Arroyo reads the Bible every day; she also has daily sessions with a hairdresser and makeup artist. It's a measure of her readiness for the world stage that when Estrada was first accused of corruption by a former drinking pal, the allegation that would lead ultimately to his impeachment, Arroyo was in Rome for an audience with Pope John Paul II.

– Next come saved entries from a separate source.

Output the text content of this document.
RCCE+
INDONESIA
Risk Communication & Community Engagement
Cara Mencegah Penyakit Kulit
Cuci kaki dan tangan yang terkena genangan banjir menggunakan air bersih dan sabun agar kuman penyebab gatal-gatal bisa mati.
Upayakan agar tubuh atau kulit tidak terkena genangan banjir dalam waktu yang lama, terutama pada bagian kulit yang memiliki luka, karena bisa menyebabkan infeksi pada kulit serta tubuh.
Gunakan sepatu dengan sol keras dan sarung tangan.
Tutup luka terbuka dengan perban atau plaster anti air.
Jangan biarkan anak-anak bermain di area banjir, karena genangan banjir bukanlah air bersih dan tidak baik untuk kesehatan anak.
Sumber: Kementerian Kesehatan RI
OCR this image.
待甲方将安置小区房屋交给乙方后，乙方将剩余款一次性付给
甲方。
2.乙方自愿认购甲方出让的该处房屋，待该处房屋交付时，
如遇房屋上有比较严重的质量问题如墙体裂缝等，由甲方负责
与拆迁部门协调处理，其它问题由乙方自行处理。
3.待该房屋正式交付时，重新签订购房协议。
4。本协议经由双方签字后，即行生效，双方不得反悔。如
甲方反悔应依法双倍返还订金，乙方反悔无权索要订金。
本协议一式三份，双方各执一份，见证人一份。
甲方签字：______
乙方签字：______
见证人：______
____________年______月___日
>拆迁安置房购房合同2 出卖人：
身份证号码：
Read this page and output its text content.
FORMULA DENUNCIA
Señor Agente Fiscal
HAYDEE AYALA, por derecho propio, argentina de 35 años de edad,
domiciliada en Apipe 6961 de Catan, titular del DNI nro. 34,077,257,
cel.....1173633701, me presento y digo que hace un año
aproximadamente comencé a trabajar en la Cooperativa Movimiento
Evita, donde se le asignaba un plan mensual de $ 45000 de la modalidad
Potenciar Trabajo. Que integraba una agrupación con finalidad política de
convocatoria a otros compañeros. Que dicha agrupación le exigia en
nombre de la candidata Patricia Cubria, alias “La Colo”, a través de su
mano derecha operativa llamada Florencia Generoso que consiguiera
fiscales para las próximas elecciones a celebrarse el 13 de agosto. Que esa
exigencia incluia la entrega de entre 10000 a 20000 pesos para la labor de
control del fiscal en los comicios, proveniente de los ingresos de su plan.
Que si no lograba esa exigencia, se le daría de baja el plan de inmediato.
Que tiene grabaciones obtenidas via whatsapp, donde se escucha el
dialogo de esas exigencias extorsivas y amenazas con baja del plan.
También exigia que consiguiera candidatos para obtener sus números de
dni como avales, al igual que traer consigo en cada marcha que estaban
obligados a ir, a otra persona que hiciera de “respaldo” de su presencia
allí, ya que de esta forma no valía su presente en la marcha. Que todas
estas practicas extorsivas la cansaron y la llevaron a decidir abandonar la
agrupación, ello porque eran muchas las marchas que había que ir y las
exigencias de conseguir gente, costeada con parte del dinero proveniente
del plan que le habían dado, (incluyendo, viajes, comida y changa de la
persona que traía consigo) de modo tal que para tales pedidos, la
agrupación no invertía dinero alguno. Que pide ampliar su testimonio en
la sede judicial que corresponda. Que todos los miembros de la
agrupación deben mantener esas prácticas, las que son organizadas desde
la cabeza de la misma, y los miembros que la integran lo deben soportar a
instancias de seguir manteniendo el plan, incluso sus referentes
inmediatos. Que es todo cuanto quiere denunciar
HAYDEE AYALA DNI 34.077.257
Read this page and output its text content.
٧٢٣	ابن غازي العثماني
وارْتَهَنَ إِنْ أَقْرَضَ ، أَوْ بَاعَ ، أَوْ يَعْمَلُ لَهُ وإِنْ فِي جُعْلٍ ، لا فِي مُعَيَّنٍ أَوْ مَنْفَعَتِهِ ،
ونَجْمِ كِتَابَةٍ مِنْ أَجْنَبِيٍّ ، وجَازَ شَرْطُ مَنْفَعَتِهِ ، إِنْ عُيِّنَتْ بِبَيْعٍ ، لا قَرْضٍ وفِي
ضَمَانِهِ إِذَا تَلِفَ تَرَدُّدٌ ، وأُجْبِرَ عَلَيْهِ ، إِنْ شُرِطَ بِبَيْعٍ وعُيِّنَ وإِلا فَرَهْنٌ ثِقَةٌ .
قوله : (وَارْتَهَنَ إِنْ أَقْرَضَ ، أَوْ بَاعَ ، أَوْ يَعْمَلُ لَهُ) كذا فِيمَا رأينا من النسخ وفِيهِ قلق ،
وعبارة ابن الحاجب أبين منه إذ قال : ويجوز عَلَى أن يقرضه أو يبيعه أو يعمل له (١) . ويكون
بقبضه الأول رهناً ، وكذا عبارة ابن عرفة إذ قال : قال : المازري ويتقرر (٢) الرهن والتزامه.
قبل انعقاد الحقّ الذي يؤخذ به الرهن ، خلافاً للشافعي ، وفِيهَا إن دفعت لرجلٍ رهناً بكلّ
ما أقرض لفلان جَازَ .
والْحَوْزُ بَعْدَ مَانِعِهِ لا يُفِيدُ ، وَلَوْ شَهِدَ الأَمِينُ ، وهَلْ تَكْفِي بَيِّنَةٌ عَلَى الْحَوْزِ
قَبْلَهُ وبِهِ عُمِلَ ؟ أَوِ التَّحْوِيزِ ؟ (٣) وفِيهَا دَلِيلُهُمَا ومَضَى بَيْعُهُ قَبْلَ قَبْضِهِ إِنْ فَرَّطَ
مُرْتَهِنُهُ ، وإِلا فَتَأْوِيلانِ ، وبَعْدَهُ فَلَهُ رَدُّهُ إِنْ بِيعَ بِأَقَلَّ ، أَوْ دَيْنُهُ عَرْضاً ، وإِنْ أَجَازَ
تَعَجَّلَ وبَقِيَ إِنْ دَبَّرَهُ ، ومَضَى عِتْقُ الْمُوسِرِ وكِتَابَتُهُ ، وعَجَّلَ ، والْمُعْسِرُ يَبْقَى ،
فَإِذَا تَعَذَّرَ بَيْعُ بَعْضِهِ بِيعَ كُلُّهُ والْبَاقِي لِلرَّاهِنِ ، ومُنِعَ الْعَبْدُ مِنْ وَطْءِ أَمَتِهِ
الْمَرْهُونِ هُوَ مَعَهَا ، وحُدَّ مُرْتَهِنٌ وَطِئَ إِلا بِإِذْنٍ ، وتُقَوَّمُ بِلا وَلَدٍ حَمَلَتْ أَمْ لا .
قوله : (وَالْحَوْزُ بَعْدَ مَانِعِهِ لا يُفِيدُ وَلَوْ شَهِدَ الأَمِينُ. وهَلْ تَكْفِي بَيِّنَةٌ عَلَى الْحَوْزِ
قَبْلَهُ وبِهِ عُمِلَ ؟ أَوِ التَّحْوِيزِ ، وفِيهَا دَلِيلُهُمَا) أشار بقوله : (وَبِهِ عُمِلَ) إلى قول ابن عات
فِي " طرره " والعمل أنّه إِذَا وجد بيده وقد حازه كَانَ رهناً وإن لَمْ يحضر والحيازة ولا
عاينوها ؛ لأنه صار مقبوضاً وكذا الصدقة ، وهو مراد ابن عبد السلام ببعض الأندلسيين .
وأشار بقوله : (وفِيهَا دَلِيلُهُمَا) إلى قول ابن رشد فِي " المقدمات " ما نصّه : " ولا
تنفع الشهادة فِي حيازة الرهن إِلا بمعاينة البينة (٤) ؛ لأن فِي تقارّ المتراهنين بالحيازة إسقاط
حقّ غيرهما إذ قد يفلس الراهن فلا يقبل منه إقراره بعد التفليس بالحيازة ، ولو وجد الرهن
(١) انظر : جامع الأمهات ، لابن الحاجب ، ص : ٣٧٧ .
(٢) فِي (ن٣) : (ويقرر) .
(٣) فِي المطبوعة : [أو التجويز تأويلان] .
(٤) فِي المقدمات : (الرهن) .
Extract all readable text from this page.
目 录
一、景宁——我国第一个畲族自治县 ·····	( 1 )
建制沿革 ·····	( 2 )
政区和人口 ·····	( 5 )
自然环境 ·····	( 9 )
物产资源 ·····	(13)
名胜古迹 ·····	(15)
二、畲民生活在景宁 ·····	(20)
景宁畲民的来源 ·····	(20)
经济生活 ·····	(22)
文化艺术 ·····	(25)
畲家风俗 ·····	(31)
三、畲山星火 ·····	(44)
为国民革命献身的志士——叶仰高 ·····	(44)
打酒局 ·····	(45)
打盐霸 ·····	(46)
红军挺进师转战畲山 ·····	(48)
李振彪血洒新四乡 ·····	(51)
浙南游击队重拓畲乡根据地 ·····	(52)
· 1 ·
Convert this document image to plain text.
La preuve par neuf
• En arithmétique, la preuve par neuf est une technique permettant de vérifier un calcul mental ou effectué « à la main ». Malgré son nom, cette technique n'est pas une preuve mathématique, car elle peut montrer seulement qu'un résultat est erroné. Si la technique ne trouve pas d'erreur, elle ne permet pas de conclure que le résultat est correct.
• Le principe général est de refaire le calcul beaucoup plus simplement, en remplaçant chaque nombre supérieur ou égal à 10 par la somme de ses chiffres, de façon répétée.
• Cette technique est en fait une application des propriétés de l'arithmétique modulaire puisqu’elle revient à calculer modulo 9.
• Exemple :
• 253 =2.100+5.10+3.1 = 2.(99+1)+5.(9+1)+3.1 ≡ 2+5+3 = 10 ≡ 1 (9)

Controversy hasn't entirely escaped the new President. In October, when Estrada was accused of taking a cut of proceeds from an illegal gambling racket known as jueteng, Arroyo got loudly questioned about her own personal connection with Bong Pineda, an alleged provincial jueteng boss. Arroyo is godmother to one of Pineda's sons. She flatly denies any impropriety, saying she doesn't associate with Pineda or his crowd. "I don't drink with them," she tells Time. "I don't play mah-jongg with them." When she was asked to be godmother, she says she got counsel from Jaime Cardinal Sin, the archbishop of Manila. "Cardinal Sin said, as a Christian, if I am asked to be a godmother, it is my Christian duty," she relates, "because the sins of the father are not the sins of the son." In addition, Arroyo has included leftist groups in her three-month anti-Estrada opposition coalition; now that she's in power, they could try to water down her pro-globalization bias. That's another echo of the past: Aquino had similar ideological clashes within her government. More déjà vu: change sometimes comes fast in the Philippines-but many things stay the same.